Google Earth threatens democracy
Military hardware laid bare to Godless commies
The recent news that South Korea is to take the US to task over Google Earth images which expose its military installations to close Commie scrutiny has provoked a mini stampede of other peace-loving nations eager to protect their assets from prying eyes.
Enter stage right Thailand, which says it may ask Google to "block images of important state buildings vulnerable to attack". Armed forces spokeschap Major General Weerasak Manee-in told Reuters: "We are looking for possible restrictions on these detailed pictures, especially state buildings. I think pictures of tourist attractions should do, not crucial places which could threaten national security."
Well, we went and had a quick shufti at some Thai military installations, and took the opportunity to scour the Earth's surfaces for other Google satellite data which might threaten Our Way of Life. We restricted ourselves to stuff which lends itself to perusal, mostly air force bases, because (trust us on this one) you can easily waste a whole day looking for Russian ICBM installations.
First up, the evidence for Thai military preparedness. Here's Udorn Air Force base, around 300 miles from Bangkok:
Move along, nothing to see here, but try Korat:
That's more like it. Zoom in for a closer look, and voila! Top-quality, US-bought hardware:
They've even got an awacs parked there on the hard shoulder:
Hmmm. The good General may have a point. On the other hand, what is Thailand realistically going to do about it?
Manee's Sri Lankan counterpart, Brigadier Daya Ratnayake, admitted it was a "serious concern if anyone could get detailed images of sensitive installations and buildings", but added: "This is a new trend, we will first have to see whether, in this day and age, if this a considerable threat to national security."

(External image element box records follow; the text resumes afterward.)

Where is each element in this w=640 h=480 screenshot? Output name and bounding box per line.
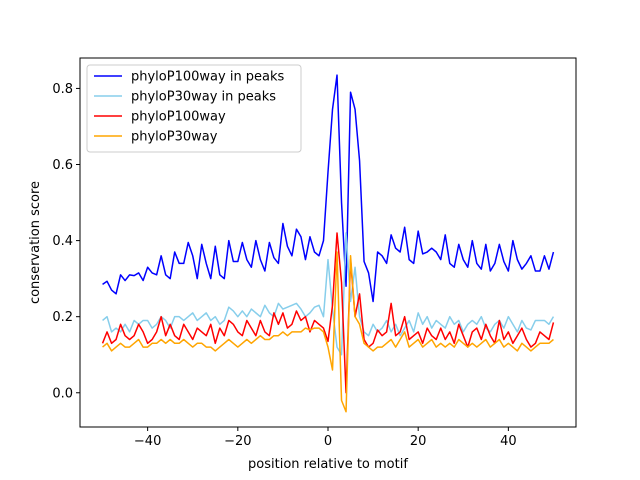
x-axis-ticks: −40 −20 0 20 40 bbox=[134, 427, 517, 449]
x-tick-label: −40 bbox=[134, 434, 161, 449]
legend-label-2: phyloP30way in peaks bbox=[131, 90, 276, 105]
plot-lines bbox=[101, 74, 555, 413]
x-tick-label: 40 bbox=[500, 434, 517, 449]
x-tick-label: −20 bbox=[224, 434, 251, 449]
x-tick-label: 20 bbox=[410, 434, 427, 449]
y-axis-label: conservation score bbox=[28, 181, 43, 304]
legend-label-4: phyloP30way bbox=[131, 130, 218, 145]
y-tick-label: 0.6 bbox=[52, 158, 73, 173]
series-line-1 bbox=[102, 74, 555, 303]
y-tick-label: 0.2 bbox=[52, 310, 73, 325]
x-axis-label: position relative to motif bbox=[248, 457, 408, 472]
series-line-2 bbox=[102, 232, 555, 356]
legend-label-3: phyloP100way bbox=[131, 110, 226, 125]
legend-box bbox=[86, 64, 302, 153]
y-tick-label: 0.4 bbox=[52, 234, 73, 249]
x-tick-label: 0 bbox=[324, 434, 332, 449]
legend: phyloP100way in peaks phyloP30way in peak… bbox=[86, 64, 302, 153]
y-axis-ticks: 0.0 0.2 0.4 0.6 0.8 bbox=[52, 82, 80, 401]
series-line-3 bbox=[101, 232, 555, 394]
legend-label-1: phyloP100way in peaks bbox=[131, 70, 285, 85]
y-tick-label: 0.0 bbox=[52, 386, 73, 401]
series-line-4 bbox=[102, 251, 554, 413]
y-tick-label: 0.8 bbox=[52, 82, 73, 97]
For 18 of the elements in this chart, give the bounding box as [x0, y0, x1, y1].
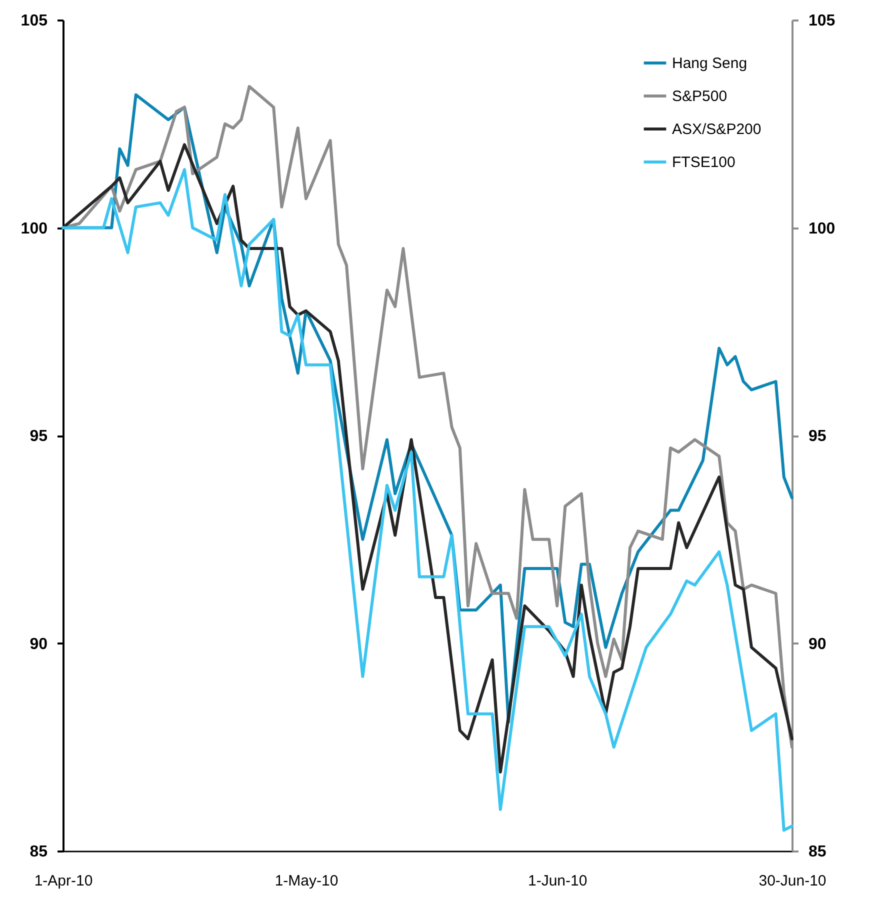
legend-label: FTSE100 — [672, 154, 736, 171]
y2-tick-label: 95 — [808, 428, 826, 445]
y2-tick-label: 85 — [808, 844, 826, 860]
y-tick-label: 90 — [30, 636, 48, 653]
legend-label: ASX/S&P200 — [672, 121, 762, 138]
x-tick-label: 1-May-10 — [274, 872, 338, 890]
legend-label: S&P500 — [672, 88, 728, 105]
x-tick-label: 1-Apr-10 — [34, 872, 93, 890]
y-tick-label: 105 — [20, 12, 48, 30]
x-tick-label: 1-Jun-10 — [528, 872, 588, 890]
legend-label: Hang Seng — [672, 55, 748, 72]
y2-tick-label: 105 — [808, 12, 836, 30]
y-tick-label: 85 — [30, 844, 48, 860]
x-tick-label: 30-Jun-10 — [758, 872, 826, 890]
y-tick-label: 95 — [30, 428, 48, 445]
y2-tick-label: 100 — [808, 220, 836, 238]
y-tick-label: 100 — [20, 220, 48, 238]
y2-tick-label: 90 — [808, 636, 826, 653]
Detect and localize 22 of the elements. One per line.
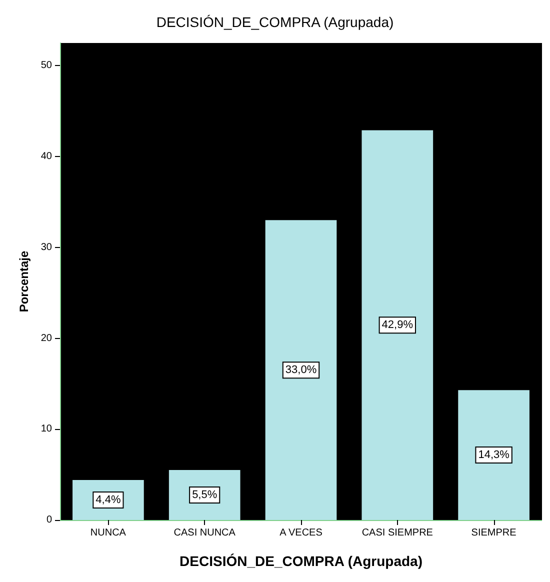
x-tick-label: NUNCA: [90, 528, 126, 538]
y-tick-label: 30: [40, 242, 52, 253]
x-tick-label: CASI NUNCA: [174, 528, 236, 538]
bar: [458, 390, 530, 520]
bar: [265, 220, 337, 520]
x-tick-label: SIEMPRE: [471, 528, 517, 538]
y-axis-title: Porcentaje: [16, 250, 31, 312]
x-tick-label: A VECES: [280, 528, 323, 538]
y-tick-label: 50: [40, 60, 52, 72]
y-tick-label: 0: [46, 514, 52, 526]
chart-title: DECISIÓN_DE_COMPRA (Agrupada): [156, 14, 394, 30]
x-axis-title: DECISIÓN_DE_COMPRA (Agrupada): [180, 553, 422, 569]
y-tick-label: 20: [40, 332, 52, 344]
y-tick-label: 10: [40, 424, 52, 435]
data-label: 14,3%: [478, 449, 510, 462]
bar: [362, 130, 434, 520]
data-label: 33,0%: [285, 364, 317, 376]
data-label: 42,9%: [382, 319, 414, 332]
data-label: 4,4%: [96, 494, 121, 506]
y-tick-label: 40: [40, 151, 52, 162]
data-label: 5,5%: [192, 489, 218, 502]
x-tick-label: CASI SIEMPRE: [362, 528, 434, 538]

He sagely added: "In this era of technology, you have to live with the fact that almost everything is on the internet - from bomb-making instructions to assembling aircraft. So it's something the military has to learn to live with and adapt."
India agrees. Reuters quotes an anonymous security official there as confirming that "the issue of satellite imagery had been discussed at the highest level but the government had concluded that 'technology cannot be stopped'."
"We are aware that there are websites which give detailed pictures of buildings like the president's house including every tree in the compound. Our security agencies are aware of this but how can we stop technology?" he added.
How indeed? And just to prove the point, here's Palam airport in New Delhi, home of domestic flights but also government air transportation in and out of the capital:
A planespotter's paradise, as a close-up reveals:
Australia, too, has been fretting a little over Google's all-seeing eye. The Australian Department of Defence has said it is taking "appropriate measures to manage the threat" posed by satellite imaging:
The above is a lovely snap of Australian Nuclear Science and Technology Organisation (ANSTO) nuclear reactor at Lucas Heights, south of Sydney, although ANSTO declared the "current images on Google posed no security risk" because: "Although buildings are clearly visible, critical infrastructure is not. The photographs are over two years old."
Quite so. At this point we're getting the feeling that the South Koreans and Thai may be over-reacting a tad. What's more, they're not looking at the plus side: if Vietnam and North Korea are as we speak eagerly filling their broadband boots with Google-supplied military secrets, what's to stop us exploiting the same resource?